Em 3 de novembro de 2023, uma sexta-feira, 4,2 milhões de domicílios residenciais e comerciais ficaram sem energia elétrica em 27 municípios do Estado de São Paulo —2,1 milhões apenas na região metropolitana da capital. Para a maioria, o breu durou mais de 70 horas. Muitos ficaram à luz de velas por quatro ou cinco dias. Um acinte. O governador Tarcísio de Freitas foi ao ponto:
— O grande vilão desse episódio foi a questão arbórea.
A vilania não ficou restrita às árvores. Nicola Cotugno, presidente da Enel, a concessionária privada responsável pelo fornecimento de eletricidade na capital paulista e arredores, identificou um segundo culpado:
— Não é para nos desculparmos, não. O vento foi absurdo!
Nicola declarou que o vento soprou numa velocidade de 104 km por hora em alguns pontos da capital paulista. Realçou que, se chegasse a 120 km, já seria considerado um furacão.

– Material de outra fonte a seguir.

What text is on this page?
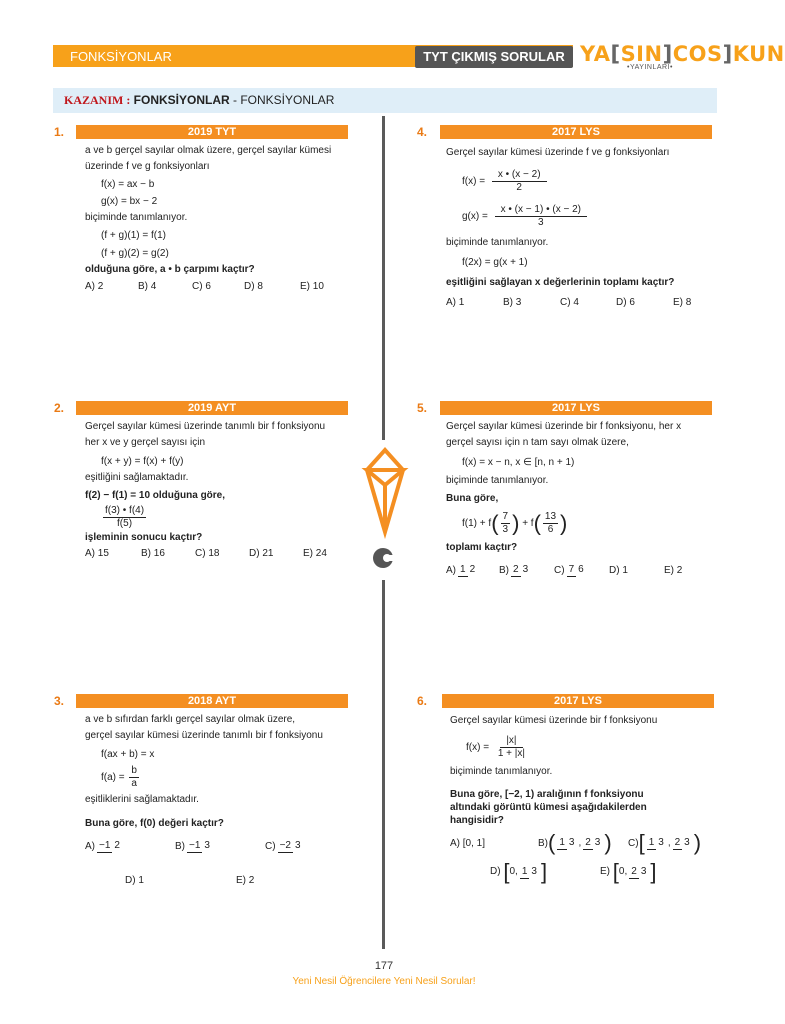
FONKSİYONLAR	TYT ÇIKMIŞ SORULAR YA[SIN]COS]KUN
•YAYINLARI•
KAZANIM : FONKSİYONLAR - FONKSİYONLAR
1.	2019 TYT

a ve b gerçel sayılar olmak üzere, gerçel sayılar kümesi

üzerinde f ve g fonksiyonları

f(x) = ax − b

g(x) = bx − 2

biçiminde tanımlanıyor.

(f + g)(1) = f(1)

(f + g)(2) = g(2)

olduğuna göre, a • b çarpımı kaçtır?

A) 2	B) 4	C) 6	D) 8	E) 10
2.	2019 AYT

Gerçel sayılar kümesi üzerinde tanımlı bir f fonksiyonu

her x ve y gerçel sayısı için

f(x + y) = f(x) + f(y)

eşitliğini sağlamaktadır.

f(2) − f(1) = 10 olduğuna göre,

$\frac{f(3) • f(4)}{f(5)}$

işleminin sonucu kaçtır?

A) 15	B) 16	C) 18	D) 21	E) 24
3.	2018 AYT

a ve b sıfırdan farklı gerçel sayılar olmak üzere,

gerçel sayılar kümesi üzerinde tanımlı bir f fonksiyonu

f(ax + b) = x

$f(a) = \frac{b}{a}$

eşitliklerini sağlamaktadır.

Buna göre, f(0) değeri kaçtır?

A) −1 2	B) −1 3	C) −2 3
D) 1	E) 2
4.	2017 LYS

Gerçel sayılar kümesi üzerinde f ve g fonksiyonları

$f(x) = \frac{x • (x - 2)}{2}$
$g(x) = \frac{x • (x - 1) • (x - 2)}{3}$

biçiminde tanımlanıyor.

f(2x) = g(x + 1)

eşitliğini sağlayan x değerlerinin toplamı kaçtır?

A) 1	B) 3	C) 4	D) 6	E) 8
5.	2017 LYS

Gerçel sayılar kümesi üzerinde bir f fonksiyonu, her x

gerçel sayısı için n tam sayı olmak üzere,

f(x) = x − n, x ∈ [n, n + 1)

biçiminde tanımlanıyor.

Buna göre,

$f(1) + f( \frac{7}{3}$ ) + $f( \frac{13}{6}$ )

toplamı kaçtır?

A) 1 2 B) 2 3	C) 7 6	D) 1	E) 2
6.	2017 LYS

Gerçel sayılar kümesi üzerinde bir f fonksiyonu

$f(x) = \frac{|x|}{1 + |x|}$

biçiminde tanımlanıyor.

Buna göre, [−2, 1) aralığının f fonksiyonu

altındaki görüntü kümesi aşağıdakilerden

hangisidir?

A) [0, 1]	B)( 1 3 , 2 3 ) C)[ 1 3 , 2 3 )
D) [0, 1 3 ]	E) [0, 2 3 ]
177
Yeni Nesil Öğrencilere Yeni Nesil Sorular!
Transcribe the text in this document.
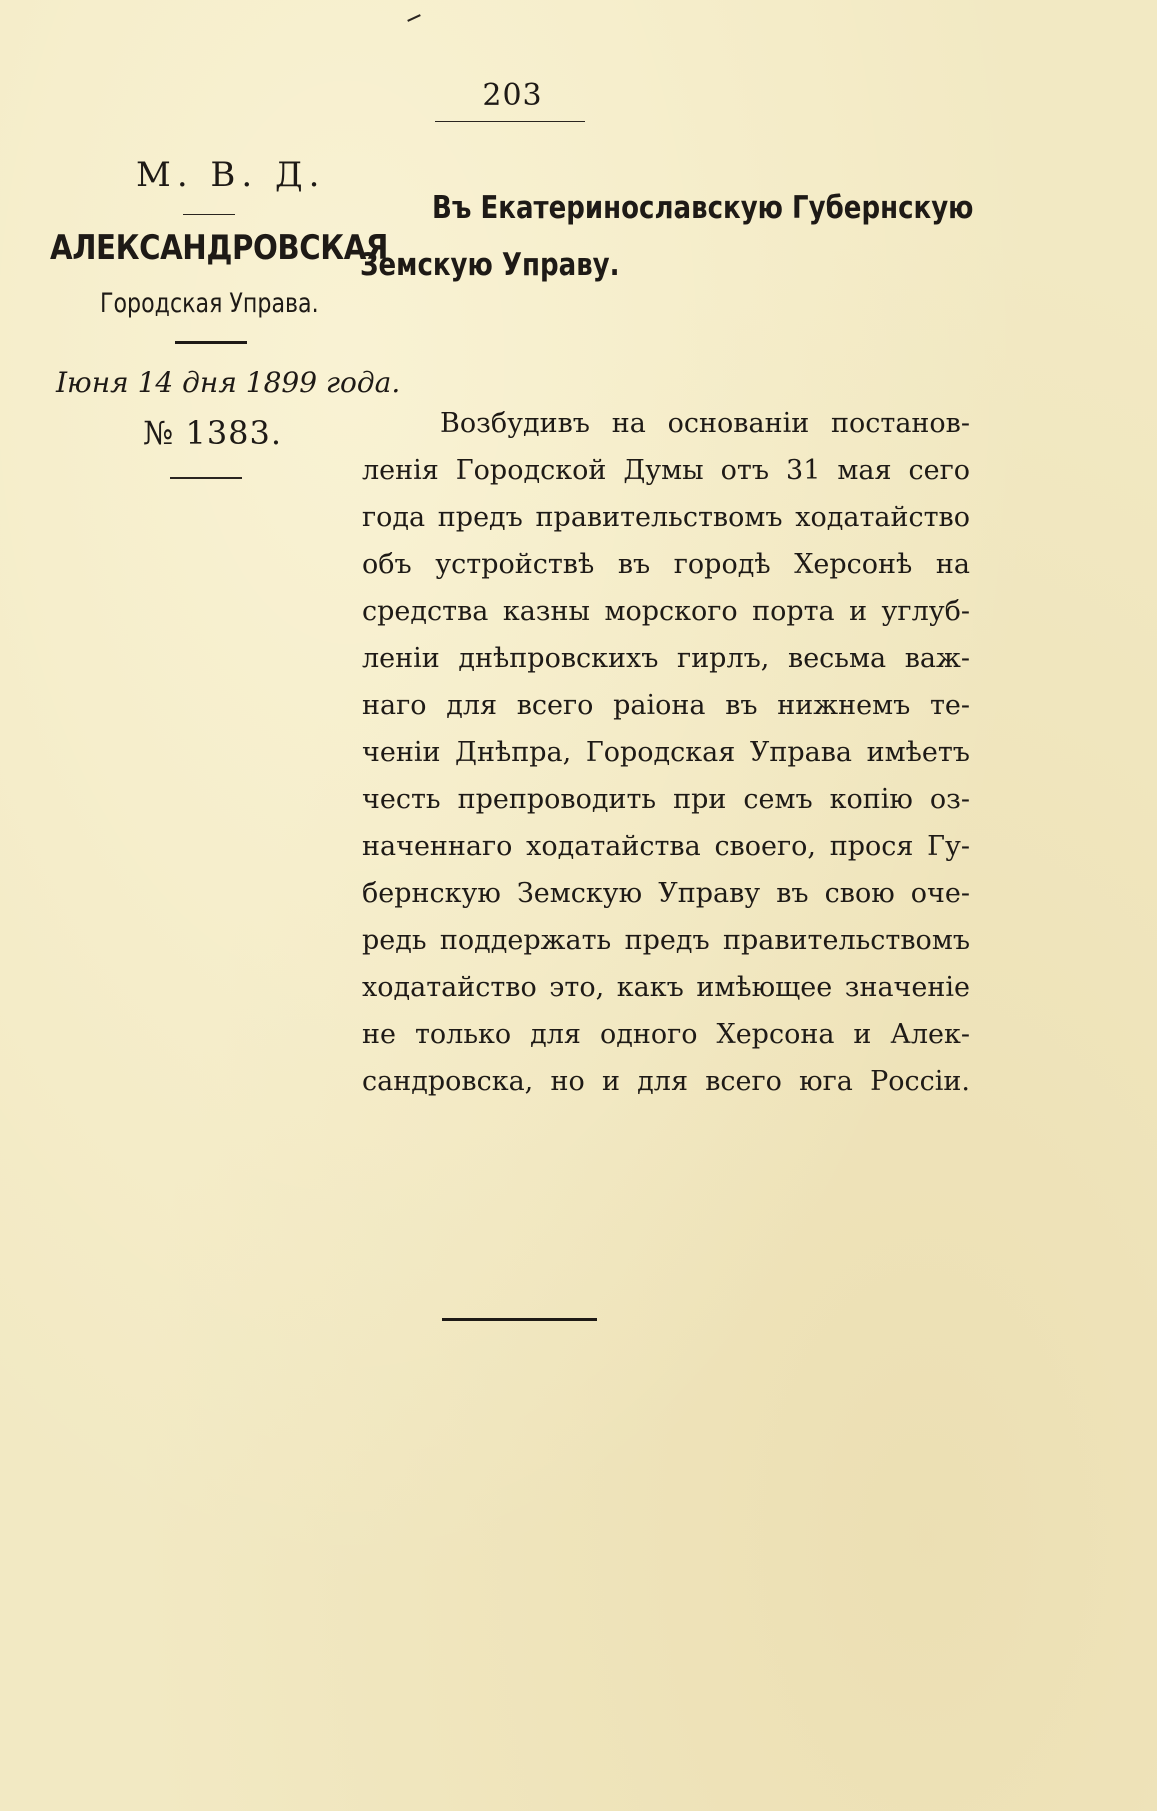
203
М. В. Д.
АЛЕКСАНДРОВСКАЯ
Городская Управа.
Іюня 14 дня 1899 года.
№ 1383.
Въ Екатеринославскую Губернскую
Земскую Управу.
Возбудивъ на основаніи постанов-
ленія Городской Думы отъ 31 мая сего
года предъ правительствомъ ходатайство
объ устройствѣ въ городѣ Херсонѣ на
средства казны морского порта и углуб-
леніи днѣпровскихъ гирлъ, весьма важ-
наго для всего раіона въ нижнемъ те-
ченіи Днѣпра, Городская Управа имѣетъ
честь препроводить при семъ копію оз-
наченнаго ходатайства своего, прося Гу-
бернскую Земскую Управу въ свою оче-
редь поддержать предъ правительствомъ
ходатайство это, какъ имѣющее значеніе
не только для одного Херсона и Алек-
сандровска, но и для всего юга Россіи.
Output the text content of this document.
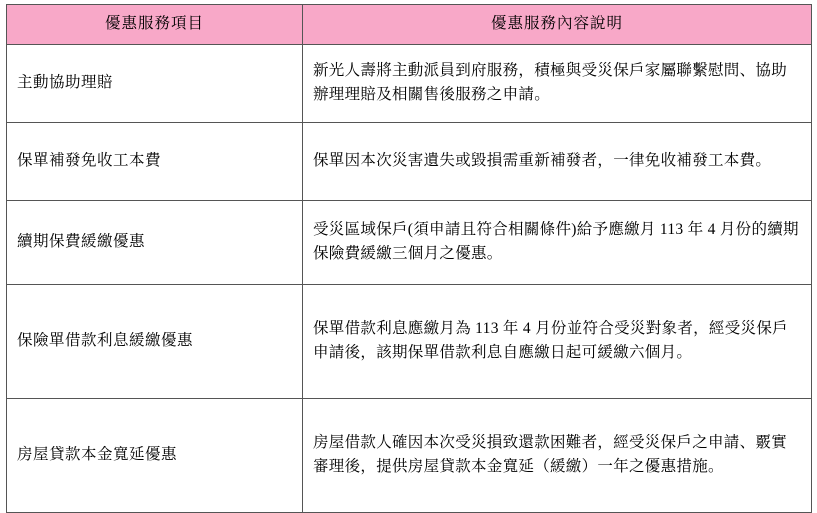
優惠服務項目	優惠服務內容說明
主動協助理賠	新光人壽將主動派員到府服務，積極與受災保戶家屬聯繫慰問、協助辦理理賠及相關售後服務之申請。
保單補發免收工本費	保單因本次災害遺失或毀損需重新補發者，一律免收補發工本費。
續期保費緩繳優惠	受災區域保戶(須申請且符合相關條件)給予應繳月 113 年 4 月份的續期保險費緩繳三個月之優惠。
保險單借款利息緩繳優惠	保單借款利息應繳月為 113 年 4 月份並符合受災對象者，經受災保戶申請後，該期保單借款利息自應繳日起可緩繳六個月。
房屋貸款本金寬延優惠	房屋借款人確因本次受災損致還款困難者，經受災保戶之申請、覈實審理後，提供房屋貸款本金寬延（緩繳）一年之優惠措施。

Em conluio com a ventania, as árvores foram mais longe na sua vocação criminosa: converteram-se em vítimas. Morreram, num claro desafio à ordem. Abandonando qualquer tipo de escrúpulo, as árvores organizaram-se. De tocaia, só para aparecer mais, tombaram sobre a fiação elétrica. Tarcísio acusou:
— Foi questão da quantidade de árvores que, por falta de manejo adequado, acabaram caindo sobre a rede.
Para que não restasse dúvida, Nicola quantificou as árvores que desafiaram as autoridades, caindo por entre os postes:
— De 1.400 [que caíram na cidade], umas mil [feneceram sobre os fios]. Mobilizamos todas as equipes. Ficamos no centro de controle para estabilizar o atendimento. Trabalhamos noite adentro.
Organizando-se, as árvores pisotearam, por assim dizer, uma velha tradição das autoridades brasileiras: o deixa-pra-lá. No Brasil, nenhum problema é tão grande que não caiba no dia seguinte. Mas a vileza arbórea forçou as autoridades a fazerem alguma coisa. Nem que fosse uma cara de nojo. O velho deixapralaísmo nacional perdeu o nexo.
Ciente de que a melhor maneira de fugir do instinto criminoso das árvores seria enterrar os fios, o prefeito de São Paulo, Ricardo Nunes, saiu-se com uma solução emergencial, No terceiro dia de breu, ele disse que cogitava a criação de uma taxa para financiar o enterramento da fiação elétrica. Houve grande estrépito.
As árvores não falam. Mas o homem possui o gênio da palavra. De um prefeito paulistano não se exige que fale a língua de Dante, de Goethe ou de Shakespeare. Porém, a língua de Camões Ricardo Nunes precisaria falar com clareza.
Desnorteado pela conspiração das árvores com os ventos, o prefeito descobriu da pior maneira que, na administração pública, como na vida, a fronteira entre o improviso e a imprudência é muito tênue. Menos de 24 horas depois de jogar a contribuição no ventilador, Ricardo Nunes declarou que não haveria hipótese de impor semelhante suplício aos paulistanos.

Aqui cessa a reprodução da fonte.